Each year, tens of thousands of babies are born in the US alone as the result of IVF (in-vitro fertilization) – where several eggs are fertilized outside the mother’s body and then an embryo is selected for transfer into her womb. 

The first successful cases of preimplantation genetic diagnosis (PGD) in humans were performed in 1988. This is a technique used to identify genetic defects in embryos created through in vitro fertilization (IVF) before pregnancy. It has been used when one or both genetic parents has a known genetic abnormality and testing is performed on an embryo to determine if it also carries a genetic abnormality. 

However, the development and acceptance of PGD since then has been slow, mainly due to the time necessary to develop and learn single-cell diagnostic techniques and to the costs involved.

For a number of years now, it has been possible for prospective parents to screen their embryos for rare genetic defects such as cystic fibrosis or Tay-Sachs disease, which is always fatal in infants. But new technical advances now make it possible for parents to have their embryos screened for genetic risk factors for diseases such as cancers, diabetes, heart disease, or psychiatric disorders such as schizophrenia.  

Polygenic risk scores (PRSs) have been offered since 2019 to screen in vitro fertilization embryos for genetic liability to adult diseases, despite a lack of comprehensive modeling of expected outcomes. In such cases, only a single mutation on a specific gene is responsible for the disease, and consequently, these diseases are known as monogenic. However, most adult diseases are polygenic – affected by a large number, sometimes thousands, of different genes and variants, each having a small effect on the risk of developing a particular disease. Polygenic risk scores combine genetic variants in these numerous genes to estimate the risk of an individual. 

This has major ethical implications. It has not been clear if screening actually reduce the probability that an embryo will develop one of these diseases. Hebrew University of Jerusalem (HUJI) and New York researchers looked into this. 

Prof. Shai Carmi and Prof. Or Zuk at the Hebrew University of Jerusalem (HUJI) and Prof. Todd Lencz at the Feinstein Institutes for Medical Research in New York published a statistical-analysis study on this in eLife under the title “Utility of polygenic embryo screening for disease depends on the selection strategy.” In their new study, there was one key question that needed addressing: Can screening actually reduce the probability that an embryo will develop one of these diseases? 

They analyzed scenarios where parents are provided with the risk scores of their embryos for one given disease. These parents would then be faced with two selection strategies – to eliminate embryos with a particularly high score for an undesirable disease and then randomly choose one of the remaining embryos for implantation or to select the embryo with the lowest predicted risk score.
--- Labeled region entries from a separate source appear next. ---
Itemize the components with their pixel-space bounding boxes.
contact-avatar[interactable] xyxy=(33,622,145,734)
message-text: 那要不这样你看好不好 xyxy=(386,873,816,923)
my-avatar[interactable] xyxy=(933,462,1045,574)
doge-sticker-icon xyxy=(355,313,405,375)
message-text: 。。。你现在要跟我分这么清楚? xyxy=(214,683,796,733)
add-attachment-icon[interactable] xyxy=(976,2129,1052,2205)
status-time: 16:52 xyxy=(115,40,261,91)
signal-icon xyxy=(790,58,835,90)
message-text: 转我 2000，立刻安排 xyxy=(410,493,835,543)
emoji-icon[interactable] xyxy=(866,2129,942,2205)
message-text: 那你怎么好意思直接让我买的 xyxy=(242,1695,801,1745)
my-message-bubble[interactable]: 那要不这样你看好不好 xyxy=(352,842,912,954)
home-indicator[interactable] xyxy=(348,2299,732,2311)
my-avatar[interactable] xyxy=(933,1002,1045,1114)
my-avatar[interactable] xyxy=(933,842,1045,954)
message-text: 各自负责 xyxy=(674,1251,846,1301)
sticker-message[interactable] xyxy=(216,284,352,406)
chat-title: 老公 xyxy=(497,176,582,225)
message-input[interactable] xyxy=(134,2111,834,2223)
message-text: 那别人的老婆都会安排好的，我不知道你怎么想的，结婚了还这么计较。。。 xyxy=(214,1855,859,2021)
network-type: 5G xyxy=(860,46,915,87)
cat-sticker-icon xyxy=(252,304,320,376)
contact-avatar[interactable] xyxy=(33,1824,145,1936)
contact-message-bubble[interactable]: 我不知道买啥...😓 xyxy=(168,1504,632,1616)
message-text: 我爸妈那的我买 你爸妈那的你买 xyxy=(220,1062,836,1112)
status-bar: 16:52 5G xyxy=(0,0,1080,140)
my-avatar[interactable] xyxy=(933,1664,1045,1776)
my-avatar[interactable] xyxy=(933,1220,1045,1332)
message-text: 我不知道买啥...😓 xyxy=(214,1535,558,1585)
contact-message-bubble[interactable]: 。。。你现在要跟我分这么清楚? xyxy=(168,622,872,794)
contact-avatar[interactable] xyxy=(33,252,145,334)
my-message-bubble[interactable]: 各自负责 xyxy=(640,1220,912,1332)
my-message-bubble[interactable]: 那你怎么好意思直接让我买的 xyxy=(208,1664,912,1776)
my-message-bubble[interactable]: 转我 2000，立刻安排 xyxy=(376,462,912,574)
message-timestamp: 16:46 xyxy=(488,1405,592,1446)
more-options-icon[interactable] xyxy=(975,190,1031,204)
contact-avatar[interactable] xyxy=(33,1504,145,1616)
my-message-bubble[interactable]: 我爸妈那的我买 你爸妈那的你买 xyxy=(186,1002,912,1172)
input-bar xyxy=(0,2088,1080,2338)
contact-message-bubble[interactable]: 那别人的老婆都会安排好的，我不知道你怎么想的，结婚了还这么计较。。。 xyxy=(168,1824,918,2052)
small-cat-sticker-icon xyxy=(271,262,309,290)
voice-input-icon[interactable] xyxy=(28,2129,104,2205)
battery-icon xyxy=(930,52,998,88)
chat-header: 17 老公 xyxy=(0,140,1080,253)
With this new method, genetic testing provides each embryo with a risk score – an estimate of the chances of the given embryo to develop a particular disease. After studying the scores, parents can then select the embryo they want implanted. 

The first strategy has the advantage of eliminating some ethical issues, because no single embryo is selected as the “best” of the group, but the researchers showed this choice did not substantially reduce the risk of developing a disease.  

In fact, it was much better to select the embryo with the lowest risk score. The team’s analysis was confirmed when they ran simulations for “virtual parents” based on real genomes from studies of the gastroenterological disorder Crohn’s disease and schizophrenia.  The researchers emphasized that screening embryos based on polygenic scores does not offer any guarantees about the health of the baby; it only reduces the risk. In addition, they found that the achieved risk reduction may be smaller than expected; it depends on several factors such as the specific disease screened, the ancestry of the parents and their age.

Given the complexities, the team urged all those involved – doctors, IVF patients, prospective parents, professional societies and lawmakers – to “keep our study results in mind and carefully consider the limitations of polygenic embryo screening, along with its ethical, legal, and social implications,” Carmi suggested. “Overall, it’s imperative that the debate on polygenic embryo screening be a well-informed one.”

The scientists hope to go forward with their research in two major directions. “The first will involve interviews with parents and clinicians to better understand their views on the use of risk scores when selecting embryos. The second is to consider the possibilities and outcomes when parents screen their embryos for more than one disease,” Carmi concluded.